Setiap hari, Adam dan Hawa akan datang ke celah dan mengintip untuk melihat bagaimana [tomato plant] sedang melakukan. Satu hari [they saw that it had] terkulai dan berubah warna menjadi coklat.
Adam memandang Hawa dan berkata, ‘Itu tidak pernah terlihat bagus, tapi sekarang terlihat lebih buruk.’
Hawa memandang Adam dan berkata, ‘Apa yang bisa terjadi padanya?’
Mereka duduk di sana untuk waktu yang lama, mengintip melalui celah di dinding di tanaman tomat kecil yang telah terkulai dan berubah menjadi cokelat.

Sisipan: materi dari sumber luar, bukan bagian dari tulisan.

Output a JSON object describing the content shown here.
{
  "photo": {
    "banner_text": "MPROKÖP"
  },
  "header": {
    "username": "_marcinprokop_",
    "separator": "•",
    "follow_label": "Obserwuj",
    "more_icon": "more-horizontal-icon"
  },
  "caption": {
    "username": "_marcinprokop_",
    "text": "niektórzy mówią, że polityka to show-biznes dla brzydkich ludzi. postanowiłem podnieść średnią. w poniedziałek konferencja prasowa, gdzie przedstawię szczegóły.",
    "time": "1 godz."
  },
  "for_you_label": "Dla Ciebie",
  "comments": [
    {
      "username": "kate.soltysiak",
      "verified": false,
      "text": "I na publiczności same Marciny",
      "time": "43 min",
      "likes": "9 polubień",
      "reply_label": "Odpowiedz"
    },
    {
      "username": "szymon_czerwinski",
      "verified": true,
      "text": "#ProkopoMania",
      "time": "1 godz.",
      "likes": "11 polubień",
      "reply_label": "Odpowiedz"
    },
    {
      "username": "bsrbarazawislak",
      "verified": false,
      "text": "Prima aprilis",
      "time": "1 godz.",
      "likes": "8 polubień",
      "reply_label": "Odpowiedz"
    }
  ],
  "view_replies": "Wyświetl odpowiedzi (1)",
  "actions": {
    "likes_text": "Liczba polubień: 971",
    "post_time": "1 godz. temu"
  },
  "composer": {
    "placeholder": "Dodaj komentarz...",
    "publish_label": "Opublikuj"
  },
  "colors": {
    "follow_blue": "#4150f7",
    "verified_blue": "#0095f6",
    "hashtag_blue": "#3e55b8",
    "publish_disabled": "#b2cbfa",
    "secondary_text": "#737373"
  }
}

Setelah beberapa lama, Tuhan berbicara kepada mereka dengan mengatakan, ‘Tanaman tomat sudah mati.’ Adam dan Hawa menangis. Mereka bertanya kepada Tuhan, ‘Mengapa harus mati? Tidak ada yang mati di taman ini.’ Tetapi Tuhan tidak akan menjawab pertanyaan ini tidak peduli berapa kali mereka bertanya.
Jadi mereka menjadi marah kepada Tuhan. Mereka menuntut agar Tuhan mengeluarkan mereka dari Taman Eden agar mereka bisa merawat tanaman tomat. Tuhan berkata kepada mereka, ‘Kamu bisa pergi, tapi kamu tidak bisa kembali.’
Nah, Adam dan Hawa bangun dan berjalan keluar dari taman dan langsung ke tanaman tomat kecil yang telah terkulai dan berubah menjadi coklat. Di dalam taman tidak ada yang membutuhkan bantuan … di luar taman semuanya membutuhkan bantuan …
Adam mengambil tomat hijau kecil dan Hawa menanamnya di debu cokelat. Selama berhari-hari mereka menyirami tanah, menyingkirkan rumput liar, dan menunggu.
Kemudian itu terjadi! Sebuah tunas hijau muncul melalui tanah berdebu, [until] itu menjadi … tanaman tomat! Penuh dan hijau dengan banyak tomat merah besar di setiap batang! Adam dan Hawa bersukacita, melihat bahwa mereka telah membuat perbedaan.”
Seperti kisah taman dalam Kejadian, ini adalah kisah fantastis yang menyampaikan kebenaran besar. Umat manusia telah menggonggong pohon yang salah. Kita adalah makhluk fana, dan tidak ada yang akan mengubah itu. Tetapi kita telah diberkahi dengan karunia kebijaksanaan moral dan hati nurani yang memungkinkan kita untuk berubah banyak, dan banyak menjadi lebih baik.
Para rabi kita di masa lalu memahami hal ini dan berusaha membimbing kita di jalan yang benar dengan mengajari kita bahwa Pohon Pengetahuan sebenarnya adalah Pohon Kehidupan kita, sumber kebijaksanaan kita yang tidak pernah gagal — Taurat.
Kita semua akan melewati suatu hari, tetapi jika kita berpegang teguh pada Pohon Kehidupan dan memakan buahnya, kita akan menemukan sukacita dan kepuasan dalam hidup ini. Prestasi moral kita akan bertahan dan membuat dampak yang langgeng, dan kita akan menemukan jalan menuju perdamaian.